Quant à la taxe reprographie/impression, les récentes augmentations ont rendu les fabricants d'appareils plus attentifs à toute nouvelle évolution. Les risques économiques et juridiques liés à toute nouvelle augmentation devraient être attentivement étudiés ex ante. Toutefois, la taxation des consommables, dont les ventes représentent une part croissante, pourrait constituer une mesure intermédiaire.

Des pistes de réforme du mode de financement sont actuellement à l'étude :

- créer une taxe globale sur le chiffre d'affaires des industries et services d'impression et de gestion de documents, sous forme de taxe compensatoire ;

- intégrer le domaine du livre dans tous les éventuels mécanismes à venir impliquant les fournisseurs d'accès Internet (FAI) ;

- intégrer les excédents du Centre français de la copie (CFC) et de la Société française des intérêts des auteurs de l'écrit (SOFIA), et taxer les différents supports et appareils numériques contenant des écrits (ordinateurs portables, smartphones et liseuses).

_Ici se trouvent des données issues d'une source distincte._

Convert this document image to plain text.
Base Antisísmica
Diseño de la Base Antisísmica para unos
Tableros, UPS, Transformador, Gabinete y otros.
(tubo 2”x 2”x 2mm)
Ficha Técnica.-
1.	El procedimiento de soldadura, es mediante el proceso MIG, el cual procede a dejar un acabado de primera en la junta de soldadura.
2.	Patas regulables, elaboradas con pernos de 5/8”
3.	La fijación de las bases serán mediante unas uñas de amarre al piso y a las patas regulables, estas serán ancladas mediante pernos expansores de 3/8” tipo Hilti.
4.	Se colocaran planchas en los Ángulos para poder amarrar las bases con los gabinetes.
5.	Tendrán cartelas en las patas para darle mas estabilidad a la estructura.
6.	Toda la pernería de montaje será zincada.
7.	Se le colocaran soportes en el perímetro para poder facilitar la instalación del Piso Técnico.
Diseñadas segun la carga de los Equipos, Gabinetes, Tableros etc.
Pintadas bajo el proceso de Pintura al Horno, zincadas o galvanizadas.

Pour sa part, conformément aux principes qu'elle a dégagés et eu égard au produit relativement modeste des taxes affectées au CNL, la MEC recommande d'envisager la rebudgétisation de son financement. »

Enfin, le rapport recommande un resserrement du dispositif de soutien, qui comporte aujourd'hui une trentaine de dispositifs.

b) L'impact pour le CNL du « coup de rabot » sur le produit des taxes affectées aux opérateurs de l'État

L'Assemblée nationale a adopté des amendements du Gouvernement tendant à plafonner le produit des taxes affectées aux opérateurs de l'État à partir de 2012.

Cette démarche a certes pour objectif de les soumettre à l'effort de modération de la dépense publique et de réintégrer dans le champ de l'autorisation parlementaire annuelle le niveau des taxes qui leur sont affectées, ainsi que l'a recommandé le rapport précité de la mission d'évaluation et de contrôle (MEC) de l'Assemblée nationale.

Il ne faudrait pas cependant qu'elle fragilise un opérateur qui, tel le CNL, voit ses missions renforcées en raison des difficultés rencontrées par les acteurs qu'elle a vocation à soutenir. A cet égard, la situation des libraires est emblématique .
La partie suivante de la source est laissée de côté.